Стою чуть тебе не на карачках, шерстю себя что есть зла.
«И отвратней всего то, что из бабьего срамного любопытства подслушивала я вовсе мне и непредназначаемое. А ну откроется вот моя штука? А ну устроят надо мной какой проучительный пасквиль?…»
Пораздумала я только так – ан надо мной и упади-распластайся молоденький басок.
– Бабуника! – твёрдо сказал басок.
Я так вся и сомлела. На полпутях остановила вдох. Выжидаю, что оно будет.
Дал выдержку и он. А потом говорит:
– Бабуника, ты чего корёжишься? Ты чего припадаешь к земле? Тебе, часом, не плохо? Может, тебя товарищ Ревматизкин закрутил? Так мы, как говорится, мигом раскрутим!
И лап, лап меня за плечо. Ладится поднять.
Скинула я руку с плеча, смотрю, а радетель-то мой длинноволосик, интеллиго при очках. Посмотрела я на него не без внимательности, хмыкнула:
«Поглядел дурак на дурака да и плюнул: эка-де невидалища!»
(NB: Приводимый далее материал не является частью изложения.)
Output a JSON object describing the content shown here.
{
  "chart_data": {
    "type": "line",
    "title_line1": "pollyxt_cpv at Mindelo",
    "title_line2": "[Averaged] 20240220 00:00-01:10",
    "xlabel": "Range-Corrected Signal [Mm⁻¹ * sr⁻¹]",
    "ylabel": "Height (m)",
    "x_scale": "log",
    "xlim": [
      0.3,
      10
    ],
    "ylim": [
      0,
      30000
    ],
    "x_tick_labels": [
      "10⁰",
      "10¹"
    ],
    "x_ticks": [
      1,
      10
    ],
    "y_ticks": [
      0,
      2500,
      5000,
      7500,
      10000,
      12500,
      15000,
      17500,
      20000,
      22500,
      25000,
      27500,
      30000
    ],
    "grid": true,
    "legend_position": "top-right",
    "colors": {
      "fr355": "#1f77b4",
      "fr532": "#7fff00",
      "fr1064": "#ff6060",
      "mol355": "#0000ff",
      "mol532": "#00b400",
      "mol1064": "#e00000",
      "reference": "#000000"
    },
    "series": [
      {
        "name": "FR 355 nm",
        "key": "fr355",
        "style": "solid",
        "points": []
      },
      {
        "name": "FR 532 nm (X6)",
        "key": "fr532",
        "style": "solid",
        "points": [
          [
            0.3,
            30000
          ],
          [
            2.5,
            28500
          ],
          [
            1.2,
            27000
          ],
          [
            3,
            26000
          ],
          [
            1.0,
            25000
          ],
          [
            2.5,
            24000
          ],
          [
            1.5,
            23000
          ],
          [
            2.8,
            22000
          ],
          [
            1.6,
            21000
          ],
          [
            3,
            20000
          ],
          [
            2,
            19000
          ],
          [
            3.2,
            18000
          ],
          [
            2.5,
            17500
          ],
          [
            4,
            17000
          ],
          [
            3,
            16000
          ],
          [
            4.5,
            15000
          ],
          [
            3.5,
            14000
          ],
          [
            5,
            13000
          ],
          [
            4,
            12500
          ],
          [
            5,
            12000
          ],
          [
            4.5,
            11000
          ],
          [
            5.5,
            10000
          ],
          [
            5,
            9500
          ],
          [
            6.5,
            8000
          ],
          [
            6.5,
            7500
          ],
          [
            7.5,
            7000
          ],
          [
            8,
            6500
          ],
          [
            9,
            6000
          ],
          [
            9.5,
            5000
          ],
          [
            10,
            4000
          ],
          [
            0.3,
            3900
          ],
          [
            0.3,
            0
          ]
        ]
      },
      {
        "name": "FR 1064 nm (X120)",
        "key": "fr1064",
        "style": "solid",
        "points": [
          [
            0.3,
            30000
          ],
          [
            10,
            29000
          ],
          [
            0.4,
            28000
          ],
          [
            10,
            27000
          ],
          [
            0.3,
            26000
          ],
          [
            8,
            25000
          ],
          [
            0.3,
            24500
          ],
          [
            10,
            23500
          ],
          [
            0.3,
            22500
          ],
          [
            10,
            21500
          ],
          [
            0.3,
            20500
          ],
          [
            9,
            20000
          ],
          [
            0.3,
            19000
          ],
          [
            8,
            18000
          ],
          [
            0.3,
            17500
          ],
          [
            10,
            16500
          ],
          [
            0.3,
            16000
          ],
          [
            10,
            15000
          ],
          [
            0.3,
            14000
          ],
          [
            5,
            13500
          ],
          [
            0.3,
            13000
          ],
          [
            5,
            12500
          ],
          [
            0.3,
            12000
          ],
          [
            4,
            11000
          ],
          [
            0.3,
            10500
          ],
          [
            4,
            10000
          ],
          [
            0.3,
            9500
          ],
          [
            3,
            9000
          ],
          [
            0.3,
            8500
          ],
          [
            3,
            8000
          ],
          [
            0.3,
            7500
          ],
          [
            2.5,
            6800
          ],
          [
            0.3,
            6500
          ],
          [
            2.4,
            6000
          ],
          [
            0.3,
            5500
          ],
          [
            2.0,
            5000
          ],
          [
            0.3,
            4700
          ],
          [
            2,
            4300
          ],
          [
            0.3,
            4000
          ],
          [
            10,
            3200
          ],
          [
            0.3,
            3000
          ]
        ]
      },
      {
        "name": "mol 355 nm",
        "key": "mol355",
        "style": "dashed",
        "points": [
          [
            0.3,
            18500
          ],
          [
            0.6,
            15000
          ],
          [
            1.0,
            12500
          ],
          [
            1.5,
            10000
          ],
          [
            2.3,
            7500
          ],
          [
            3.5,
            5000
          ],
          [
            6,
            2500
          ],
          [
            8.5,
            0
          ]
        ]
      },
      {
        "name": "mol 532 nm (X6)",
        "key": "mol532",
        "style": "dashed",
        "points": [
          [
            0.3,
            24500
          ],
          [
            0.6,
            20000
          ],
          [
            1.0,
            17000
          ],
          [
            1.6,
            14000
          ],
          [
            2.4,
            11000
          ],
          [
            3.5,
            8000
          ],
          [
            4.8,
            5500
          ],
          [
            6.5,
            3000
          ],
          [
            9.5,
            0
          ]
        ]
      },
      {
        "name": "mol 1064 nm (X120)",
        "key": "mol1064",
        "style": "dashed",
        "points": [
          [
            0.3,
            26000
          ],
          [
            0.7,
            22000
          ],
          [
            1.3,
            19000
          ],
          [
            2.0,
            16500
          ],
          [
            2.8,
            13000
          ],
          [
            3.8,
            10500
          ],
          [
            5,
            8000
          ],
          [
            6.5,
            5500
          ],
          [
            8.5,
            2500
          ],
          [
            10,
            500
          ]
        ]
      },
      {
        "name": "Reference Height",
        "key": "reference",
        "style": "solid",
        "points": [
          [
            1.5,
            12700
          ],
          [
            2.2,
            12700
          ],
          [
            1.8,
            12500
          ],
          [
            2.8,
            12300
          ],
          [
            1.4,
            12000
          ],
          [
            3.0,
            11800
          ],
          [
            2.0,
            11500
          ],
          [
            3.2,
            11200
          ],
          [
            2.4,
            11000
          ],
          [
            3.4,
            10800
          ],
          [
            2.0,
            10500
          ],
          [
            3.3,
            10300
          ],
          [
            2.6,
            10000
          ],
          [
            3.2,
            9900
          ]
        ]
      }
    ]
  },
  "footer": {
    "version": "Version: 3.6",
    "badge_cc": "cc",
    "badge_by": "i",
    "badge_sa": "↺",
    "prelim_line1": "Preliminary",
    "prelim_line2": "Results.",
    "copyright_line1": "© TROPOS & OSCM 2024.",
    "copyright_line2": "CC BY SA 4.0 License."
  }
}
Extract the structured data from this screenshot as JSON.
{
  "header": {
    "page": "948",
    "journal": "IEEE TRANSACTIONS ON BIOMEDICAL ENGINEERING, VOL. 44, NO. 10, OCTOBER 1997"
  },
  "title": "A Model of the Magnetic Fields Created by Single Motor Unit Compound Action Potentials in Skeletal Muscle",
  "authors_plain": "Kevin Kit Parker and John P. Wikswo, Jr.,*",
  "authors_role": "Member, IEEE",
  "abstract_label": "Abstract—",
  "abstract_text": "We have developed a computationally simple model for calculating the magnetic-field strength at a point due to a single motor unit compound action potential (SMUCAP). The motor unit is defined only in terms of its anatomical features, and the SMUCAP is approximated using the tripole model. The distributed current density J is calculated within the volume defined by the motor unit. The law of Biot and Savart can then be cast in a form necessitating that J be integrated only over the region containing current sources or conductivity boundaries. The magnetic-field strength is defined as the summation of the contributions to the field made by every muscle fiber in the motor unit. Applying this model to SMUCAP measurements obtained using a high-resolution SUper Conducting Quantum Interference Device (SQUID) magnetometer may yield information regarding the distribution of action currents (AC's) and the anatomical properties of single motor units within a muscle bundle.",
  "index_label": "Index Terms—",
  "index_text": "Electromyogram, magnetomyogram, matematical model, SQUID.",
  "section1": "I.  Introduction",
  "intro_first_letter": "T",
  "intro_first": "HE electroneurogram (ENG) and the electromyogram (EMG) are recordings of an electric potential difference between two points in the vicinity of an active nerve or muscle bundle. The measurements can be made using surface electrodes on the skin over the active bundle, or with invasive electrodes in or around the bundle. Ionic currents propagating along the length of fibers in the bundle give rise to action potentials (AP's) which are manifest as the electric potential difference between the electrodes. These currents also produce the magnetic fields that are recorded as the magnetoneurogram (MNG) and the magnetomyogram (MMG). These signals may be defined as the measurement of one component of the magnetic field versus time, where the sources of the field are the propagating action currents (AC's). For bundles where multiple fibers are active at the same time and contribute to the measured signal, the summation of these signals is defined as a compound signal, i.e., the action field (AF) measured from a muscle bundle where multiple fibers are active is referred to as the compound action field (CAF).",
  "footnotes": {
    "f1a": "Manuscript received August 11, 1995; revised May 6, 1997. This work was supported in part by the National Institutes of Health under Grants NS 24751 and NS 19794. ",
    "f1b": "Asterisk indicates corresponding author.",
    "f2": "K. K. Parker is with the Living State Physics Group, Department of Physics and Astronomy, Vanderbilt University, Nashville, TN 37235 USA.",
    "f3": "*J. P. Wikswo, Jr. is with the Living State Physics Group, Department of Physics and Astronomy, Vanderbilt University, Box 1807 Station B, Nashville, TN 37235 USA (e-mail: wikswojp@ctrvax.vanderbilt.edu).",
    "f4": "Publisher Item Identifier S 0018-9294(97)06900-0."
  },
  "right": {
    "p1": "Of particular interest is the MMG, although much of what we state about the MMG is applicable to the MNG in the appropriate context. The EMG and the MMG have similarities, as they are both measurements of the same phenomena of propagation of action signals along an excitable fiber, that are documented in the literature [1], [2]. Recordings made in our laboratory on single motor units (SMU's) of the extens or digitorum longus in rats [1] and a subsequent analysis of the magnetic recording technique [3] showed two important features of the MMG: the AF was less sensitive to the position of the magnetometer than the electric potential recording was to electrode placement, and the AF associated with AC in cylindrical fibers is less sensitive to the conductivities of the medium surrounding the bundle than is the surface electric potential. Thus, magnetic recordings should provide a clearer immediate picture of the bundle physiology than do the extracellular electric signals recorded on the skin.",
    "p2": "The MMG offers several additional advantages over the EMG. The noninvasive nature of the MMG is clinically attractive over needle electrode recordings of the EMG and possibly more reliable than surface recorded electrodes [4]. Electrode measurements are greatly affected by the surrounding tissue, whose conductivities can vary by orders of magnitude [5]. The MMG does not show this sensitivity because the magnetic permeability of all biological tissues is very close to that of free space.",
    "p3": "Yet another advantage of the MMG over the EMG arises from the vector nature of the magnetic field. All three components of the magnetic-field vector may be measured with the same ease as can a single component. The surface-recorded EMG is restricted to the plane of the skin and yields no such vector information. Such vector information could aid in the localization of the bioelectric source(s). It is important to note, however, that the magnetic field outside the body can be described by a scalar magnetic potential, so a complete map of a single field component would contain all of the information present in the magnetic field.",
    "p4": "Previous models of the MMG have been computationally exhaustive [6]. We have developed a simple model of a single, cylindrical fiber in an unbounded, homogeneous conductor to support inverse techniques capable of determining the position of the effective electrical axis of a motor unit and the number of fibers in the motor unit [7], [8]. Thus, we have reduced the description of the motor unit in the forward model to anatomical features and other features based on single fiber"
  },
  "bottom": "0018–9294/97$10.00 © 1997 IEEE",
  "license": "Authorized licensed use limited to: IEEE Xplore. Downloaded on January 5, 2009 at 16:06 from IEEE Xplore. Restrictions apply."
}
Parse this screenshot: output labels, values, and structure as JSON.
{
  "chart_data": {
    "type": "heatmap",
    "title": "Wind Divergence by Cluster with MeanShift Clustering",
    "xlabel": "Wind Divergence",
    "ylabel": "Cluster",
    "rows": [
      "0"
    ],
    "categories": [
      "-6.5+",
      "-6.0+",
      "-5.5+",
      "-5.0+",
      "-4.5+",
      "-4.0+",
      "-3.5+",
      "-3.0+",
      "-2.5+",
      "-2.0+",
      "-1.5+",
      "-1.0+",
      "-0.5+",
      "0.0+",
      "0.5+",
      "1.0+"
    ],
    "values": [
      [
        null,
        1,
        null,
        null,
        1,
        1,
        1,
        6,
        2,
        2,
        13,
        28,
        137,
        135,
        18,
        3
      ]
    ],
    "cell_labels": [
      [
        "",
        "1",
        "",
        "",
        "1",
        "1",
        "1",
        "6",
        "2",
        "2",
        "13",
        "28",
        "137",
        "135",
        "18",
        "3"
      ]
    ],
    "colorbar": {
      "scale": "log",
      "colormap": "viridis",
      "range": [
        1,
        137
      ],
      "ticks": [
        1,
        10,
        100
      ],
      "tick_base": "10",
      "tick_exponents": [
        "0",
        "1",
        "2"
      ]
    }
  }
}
А в голос сказала, – а сама кошусь на его ручищу с кусточками тёмного волоса на пальцах:
– Здоров распускать оглобельки…
Повёл малый плечом, как скалой, спросил громко уже девчушечку:
– А чем сейчас занимается ваша Соколова?
Ненароком насмелилась я, даже голову потянула вбок, согнала белый бумажный платок с одного уха. Пускай, думаю, на воле побудет и – всё слышней. «А, ну-ну?…»
– Марьяна Михална, – отвечала девчушечка, – сейчас на пенсии уже. Но знатную трактористку не забыли. В районе учреждён приз имени Соколовой. Этот приз сама Марьяна Михайловна каждую осень вручает здесь, у памятника, лучшему свекловоду, Здесь же, у памятника, на посвящениях в хлеборобы Марьяна Михална принимает от молодых присягу на верность земле, хлебу. Напутствует добрым материнским словом… И хотя Марьяна Михална на пенсии, а каждую весну в своём хозяйстве прокладывает первую борозду. Это уже там такая традиция: первую борозду прокладывает самый почётный, самый уважаемый человек. Только потом выходят в поле другие.
Волосатик жизнерадостно выставил у меня перед носом большой палец.
– Во! Учись, бабушенция! Смотри, какая у людей пер-во-раз-ряд-ная старость! А ты что?…
Он недосказал, что же я, уступил голосу девушки.
Девушка показывала на тот бок площади, где стояла районная красная доска. Говорила:
– А теперь пройдёмте к галерее наших передовиков. Открывается галерея портретом Марьяны Михалны. Там, у портрета, я и продолжу о ней рассказ… Да, товарищи, – девчушечка законфузилась, – сегодня у меня первая экскурсия. Так что не судите, пожалуйста, строго.
– Что вы, всё о'кэй! – покрыла прочие голоса одобрения тетёха с собачонкой на руке.
Все пошли.
Я себе тоже следком почапала к молодым словам про себя. Сила у любопытства черезмерная, разобрало старую.
– Бабка! – наклонился ко мне очкарь мой пустоумник. – А ты ж с нами в автобусе не ехала. Ты не наша! Ты вообще примкнувшая! Примазалась. Ходишь тут подслушиваешь…
– Ты-то чего зудишь, шмель? Припиявился, ей-бо… Те-то что за печальность?
– А такая моя, бабуся, печаль, что ничегошенечки aх занятного для своих посиделок ты не выловишь тут. Дула б лучше в суд. Там наверняка пар десять сегодня расходится. Вот где подцепишь – с кумушками на год с походом хватит мыть чужие косточки.